A complete list of current and past research, service, and professional development activities can be found on my CV.
I’m a research collaborator on the NSF-funded Build and Broaden project, “Linguistic Production, Perception, and Identity in the Career Mobility of Black Faculty in Linguistics and the Language Sciences” (PIs: Charity Hudley and Mallinson)
I’m also a member of the Charity Hudley Black Academic Development (BAD) Lab at Stanford University.
Jamaal Muwwakkil, Savithry Namboodiripad, Rachel Weissler, Joyhanna Yoo and I began a collaborative project in 2022 examining the responses of individuals, departments, and institutions to the events of 2022. The ongoing project focuses on assessing the effectiveness and equitability of responses in linguistics and related fields, compiling resources for future efforts, and building community among scholars interested in doing this work. (Please get in touch if you are interested!)

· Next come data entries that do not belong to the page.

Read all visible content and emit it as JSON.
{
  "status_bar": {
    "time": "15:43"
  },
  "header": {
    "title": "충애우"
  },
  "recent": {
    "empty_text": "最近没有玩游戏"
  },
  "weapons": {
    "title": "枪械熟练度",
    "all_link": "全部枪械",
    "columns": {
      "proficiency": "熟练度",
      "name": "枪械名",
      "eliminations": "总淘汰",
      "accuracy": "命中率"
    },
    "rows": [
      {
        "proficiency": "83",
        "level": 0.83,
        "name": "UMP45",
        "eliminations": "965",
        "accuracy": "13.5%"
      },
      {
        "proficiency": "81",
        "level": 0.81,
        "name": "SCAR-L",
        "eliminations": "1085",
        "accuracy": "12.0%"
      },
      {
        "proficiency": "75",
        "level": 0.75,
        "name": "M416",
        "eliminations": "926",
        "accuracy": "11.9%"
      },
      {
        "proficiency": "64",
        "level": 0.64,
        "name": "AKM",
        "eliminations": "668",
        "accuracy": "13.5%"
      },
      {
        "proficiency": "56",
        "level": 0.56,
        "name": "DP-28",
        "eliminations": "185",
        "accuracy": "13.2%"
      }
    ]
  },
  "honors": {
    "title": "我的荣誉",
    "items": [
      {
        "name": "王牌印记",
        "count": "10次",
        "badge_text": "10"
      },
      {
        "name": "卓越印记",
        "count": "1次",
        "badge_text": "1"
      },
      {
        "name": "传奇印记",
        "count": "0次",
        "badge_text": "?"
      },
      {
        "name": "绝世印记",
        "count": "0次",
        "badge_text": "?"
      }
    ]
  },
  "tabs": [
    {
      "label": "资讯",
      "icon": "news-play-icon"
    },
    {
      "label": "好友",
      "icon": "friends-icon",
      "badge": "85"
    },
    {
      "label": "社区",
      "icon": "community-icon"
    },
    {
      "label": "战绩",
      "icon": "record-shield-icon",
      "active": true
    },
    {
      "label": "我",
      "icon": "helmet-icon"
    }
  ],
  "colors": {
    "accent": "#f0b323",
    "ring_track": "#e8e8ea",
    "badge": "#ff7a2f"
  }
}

I contributed to Talking College: Making Space for Black Language Practices in Higher Education (Charity Hudley, Mallinson, and Bucholtz 2022). Published by Teachers College Press, the book explores the connections between African American Language and Black undergraduates’ college experiences. The book is based on interview data collected through the UCSB-HBCU Scholars in Linguistics Program, as well as the research and experiences of the authors and contributors.
In 2020, I was a research fellow in the “Disciplining Diversity” Residential Research Group through the UC Humanities Research Institute. The interdisciplinary research group critically examined the concept of diversity in higher education through our experiences as students, teachers, and scholars.
I’m an active member of the Linguistic Society of America’s Committee on Ethnic Diversity in Linguistics. The committee works to make linguistics and the society more accessible and structurally supportive of language researchers from ethnoracial groups that are underrepresented in the field.
I’m an affiliate of the Center for Critical Race and Digital Studies, a collective of scholars who study the intersections of race, media, and technology from interdisciplinary perspectives grounded in critical theories.
I participated in the School Kids Investigating Language in Life and Society (SKILLS) program as a graduate teaching fellow, site coordinator, and research assistant. The program is a community-based partnership between graduate students, undergraduates, and faculty at UC Santa Barbara; local Santa Barbara high schools; and Santa Barbara City College. It provides high school students the opportunity to take a college-level language and culture course, conduct original linguistic research relevant to their lived experiences, and access resources to prepare for post-secondary education.
I was a partner in the UC-HBCU/NSF REU Scholars in Linguistics Program (PIs: Anne Charity Hudley & Mary Bucholtz) as a graduate researcher, teaching fellow, and research mentor to undergraduate participants. The program brought together Black students from UCSB, Historically Black Colleges and Universities, and other institutions around the country who were interested in African American language and culture in linguistics and related fields, with the aim of increasing the representation of Black graduate students in language-related fields.
As part of my professional development in the program, I spent spring semester at one of the program’s partner HBCUs. As a visiting instructor and scholar in-residence, I taught linguistics in the Department of English and learned from the university’s faculty, staff, administrators, and students.